Before COVID-19, TB had the highest mortality rate of any infectious disease worldwide. But the major international response to the pandemic has given the TB epidemic room to grow. Both COVID-19 and TB are airborne diseases carried through infected droplets, and both have similar treatments (including ventilators in serious cases). This means resources that would normally be used to fight TB have been diverted to respond to the crisis at hand, making it more difficult for people with TB to access essential health services.
Furthermore, lockdowns have prevented the timely diagnosis and treatment of TB. The Global Fund to Fight Aids, Tuberculosis, and Malaria estimates that in 2020 alone an additional half a million people have died from TB because of disruptions caused by the pandemic.
“If we were climbing a mountain before COVID-19, that mountain has now become Mount Everest,” said Madhukar Pai, the associate director of McGill International TB Centre. “This means we need to work extra hard to mitigate the damage and stay focused on TB for the long haul.
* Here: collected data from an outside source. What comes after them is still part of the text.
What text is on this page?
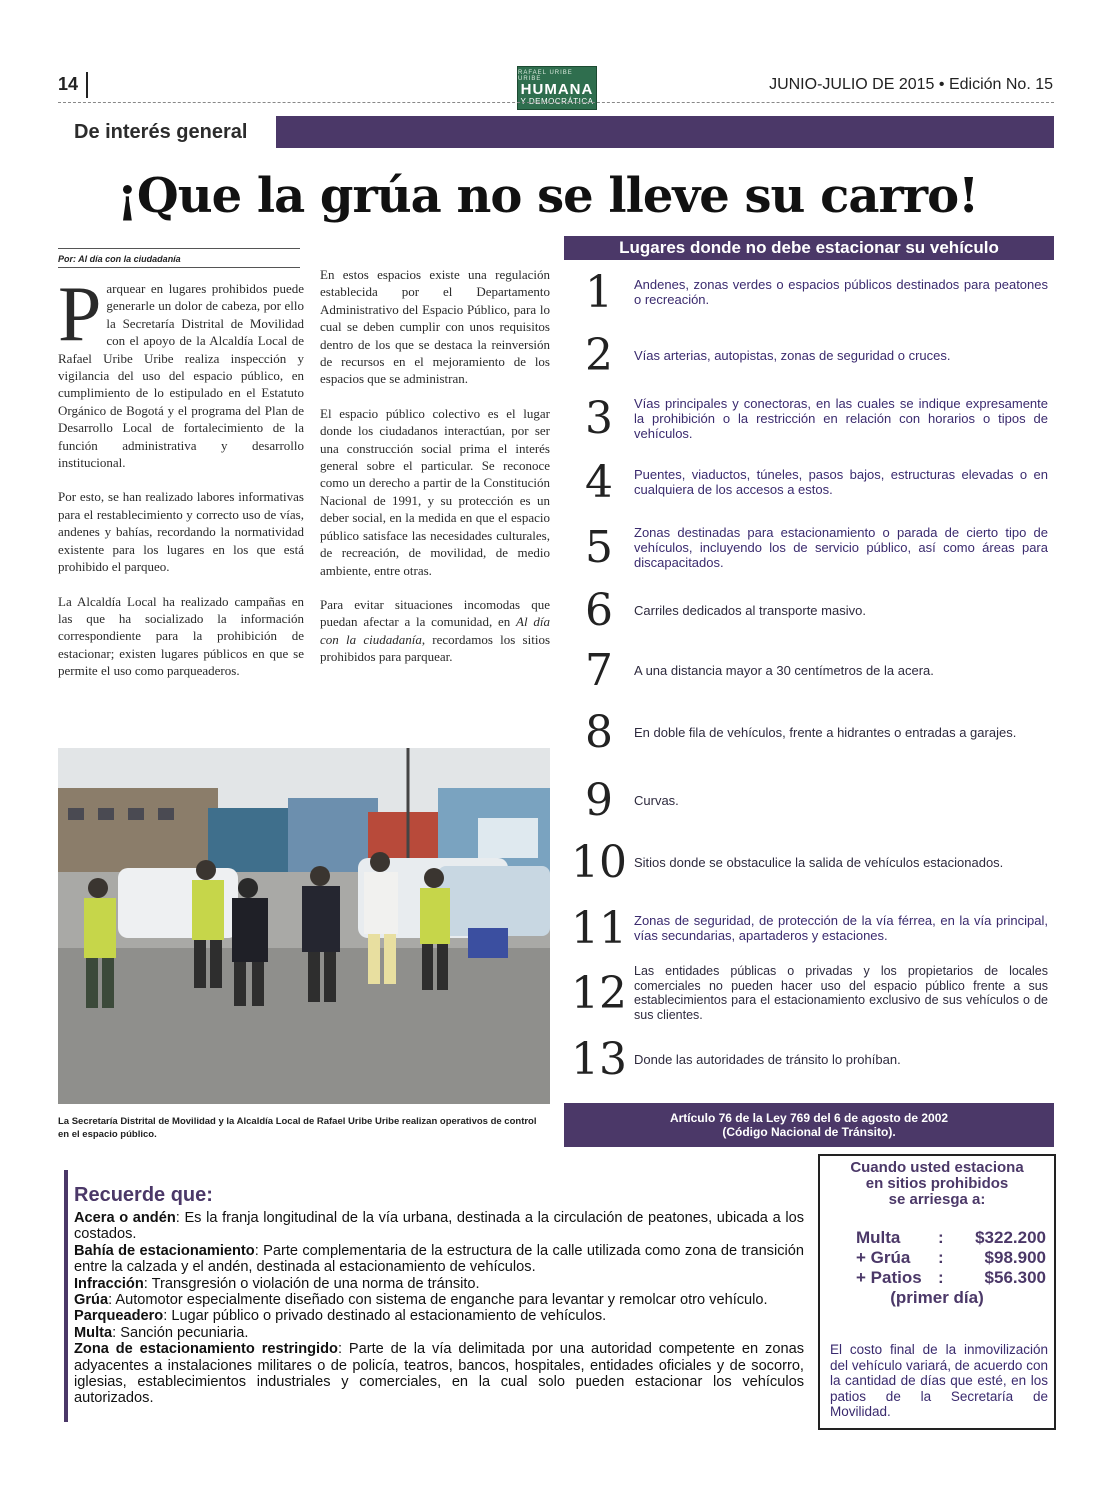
14
RAFAEL URIBE URIBE
HUMANA
Y DEMOCRÁTICA
JUNIO-JULIO DE 2015 • Edición No. 15
De interés general
¡Que la grúa no se lleve su carro!
Por: Al día con la ciudadanía

Parquear en lugares prohibidos puede generarle un dolor de cabeza, por ello la Secretaría Distrital de Movilidad con el apoyo de la Alcaldía Local de Rafael Uribe Uribe realiza inspección y vigilancia del uso del espacio público, en cumplimiento de lo estipulado en el Estatuto Orgánico de Bogotá y el programa del Plan de Desarrollo Local de fortalecimiento de la función administrativa y desarrollo institucional.

Por esto, se han realizado labores informativas para el restablecimiento y correcto uso de vías, andenes y bahías, recordando la normatividad existente para los lugares en los que está prohibido el parqueo.

La Alcaldía Local ha realizado campañas en las que ha socializado la información correspondiente para la prohibición de estacionar; existen lugares públicos en que se permite el uso como parqueaderos.

En estos espacios existe una regulación establecida por el Departamento Administrativo del Espacio Público, para lo cual se deben cumplir con unos requisitos dentro de los que se destaca la reinversión de recursos en el mejoramiento de los espacios que se administran.

El espacio público colectivo es el lugar donde los ciudadanos interactúan, por ser una construcción social prima el interés general sobre el particular. Se reconoce como un derecho a partir de la Constitución Nacional de 1991, y su protección es un deber social, en la medida en que el espacio público satisface las necesidades culturales, de recreación, de movilidad, de medio ambiente, entre otras.

Para evitar situaciones incomodas que puedan afectar a la comunidad, en Al día con la ciudadanía, recordamos los sitios prohibidos para parquear.

La Secretaría Distrital de Movilidad y la Alcaldía Local de Rafael Uribe Uribe realizan operativos de control en el espacio público.
Lugares donde no debe estacionar su vehículo
1	Andenes, zonas verdes o espacios públicos destinados para peatones o recreación.
2	Vías arterias, autopistas, zonas de seguridad o cruces.
3	Vías principales y conectoras, en las cuales se indique expresamente la prohibición o la restricción en relación con horarios o tipos de vehículos.
4	Puentes, viaductos, túneles, pasos bajos, estructuras elevadas o en cualquiera de los accesos a estos.
5	Zonas destinadas para estacionamiento o parada de cierto tipo de vehículos, incluyendo los de servicio público, así como áreas para discapacitados.
6	Carriles dedicados al transporte masivo.
7	A una distancia mayor a 30 centímetros de la acera.
8	En doble fila de vehículos, frente a hidrantes o entradas a garajes.
9	Curvas.
10 Sitios donde se obstaculice la salida de vehículos estacionados.
11 Zonas de seguridad, de protección de la vía férrea, en la vía principal, vías secundarias, apartaderos y estaciones.
12 Las entidades públicas o privadas y los propietarios de locales comerciales no pueden hacer uso del espacio público frente a sus establecimientos para el estacionamiento exclusivo de sus vehículos o de sus clientes.
13 Donde las autoridades de tránsito lo prohíban.
Artículo 76 de la Ley 769 del 6 de agosto de 2002
(Código Nacional de Tránsito).
Recuerde que:
Acera o andén: Es la franja longitudinal de la vía urbana, destinada a la circulación de peatones, ubicada a los costados.
Bahía de estacionamiento: Parte complementaria de la estructura de la calle utilizada como zona de transición entre la calzada y el andén, destinada al estacionamiento de vehículos.
Infracción: Transgresión o violación de una norma de tránsito.
Grúa: Automotor especialmente diseñado con sistema de enganche para levantar y remolcar otro vehículo.
Parqueadero: Lugar público o privado destinado al estacionamiento de vehículos.
Multa: Sanción pecuniaria.
Zona de estacionamiento restringido: Parte de la vía delimitada por una autoridad competente en zonas adyacentes a instalaciones militares o de policía, teatros, bancos, hospitales, entidades oficiales y de socorro, iglesias, establecimientos industriales y comerciales, en la cual solo pueden estacionar los vehículos autorizados.
Cuando usted estaciona
en sitios prohibidos
se arriesga a:
Multa	:	$322.200
+ Grúa	:	$98.900
+ Patios :	$56.300
(primer día)
El costo final de la inmovilización del vehículo variará, de acuerdo con la cantidad de días que esté, en los patios de la Secretaría de Movilidad.
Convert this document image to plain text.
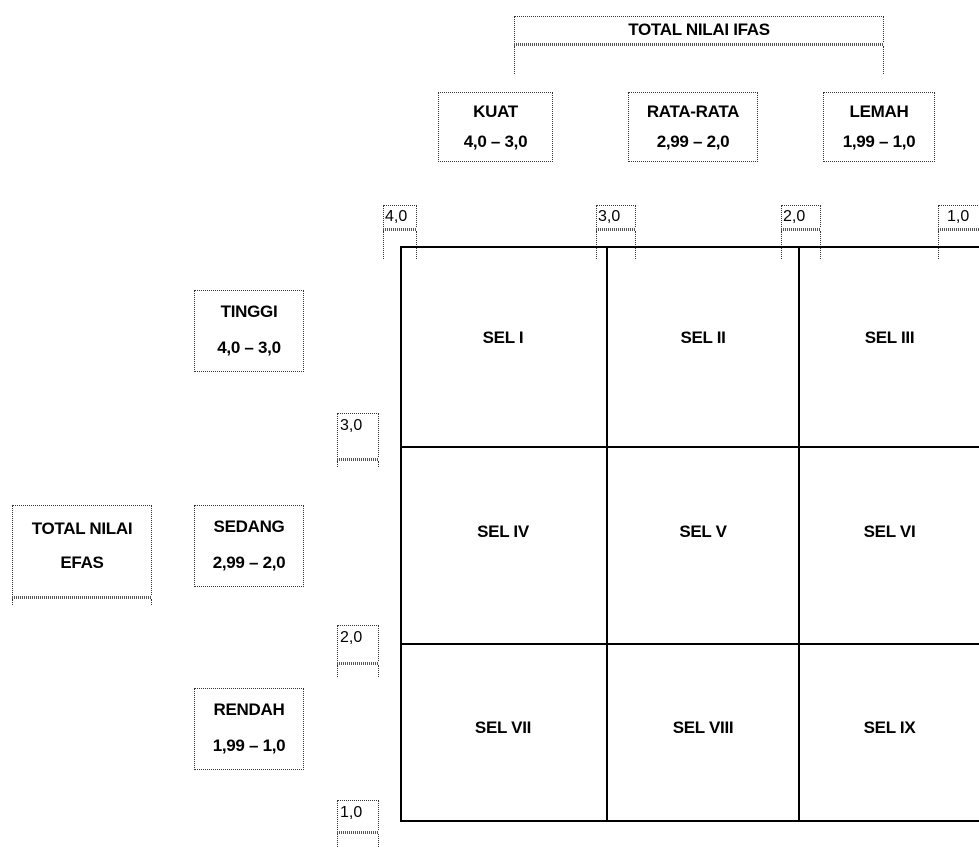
TOTAL NILAI IFAS
KUAT
4,0 – 3,0
RATA-RATA
2,99 – 2,0
LEMAH
1,99 – 1,0
4,0	3,0	2,0	1,0
TOTAL NILAI
EFAS
TINGGI
4,0 – 3,0
SEDANG
2,99 – 2,0
RENDAH
1,99 – 1,0
3,0
2,0
1,0
SEL I	SEL II	SEL III
SEL IV	SEL V	SEL VI
SEL VII	SEL VIII	SEL IX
Collaboration and solidarity within the TB community are critical if we are to have a hope of getting back on track.”
World TB Day is an occasion to stand in solidarity with those who have lost their lives and those who continue to suffer from TB worldwide, as well as raise awareness in the fight against the serious infectious disease. As the world focuses on the fight against COVID-19, World TB Day shines bright red spotlights on a centuries-old epidemic that lost its global focus and, as a result, will undoubtedly regain its place as the world’s most dangerous infectious disease.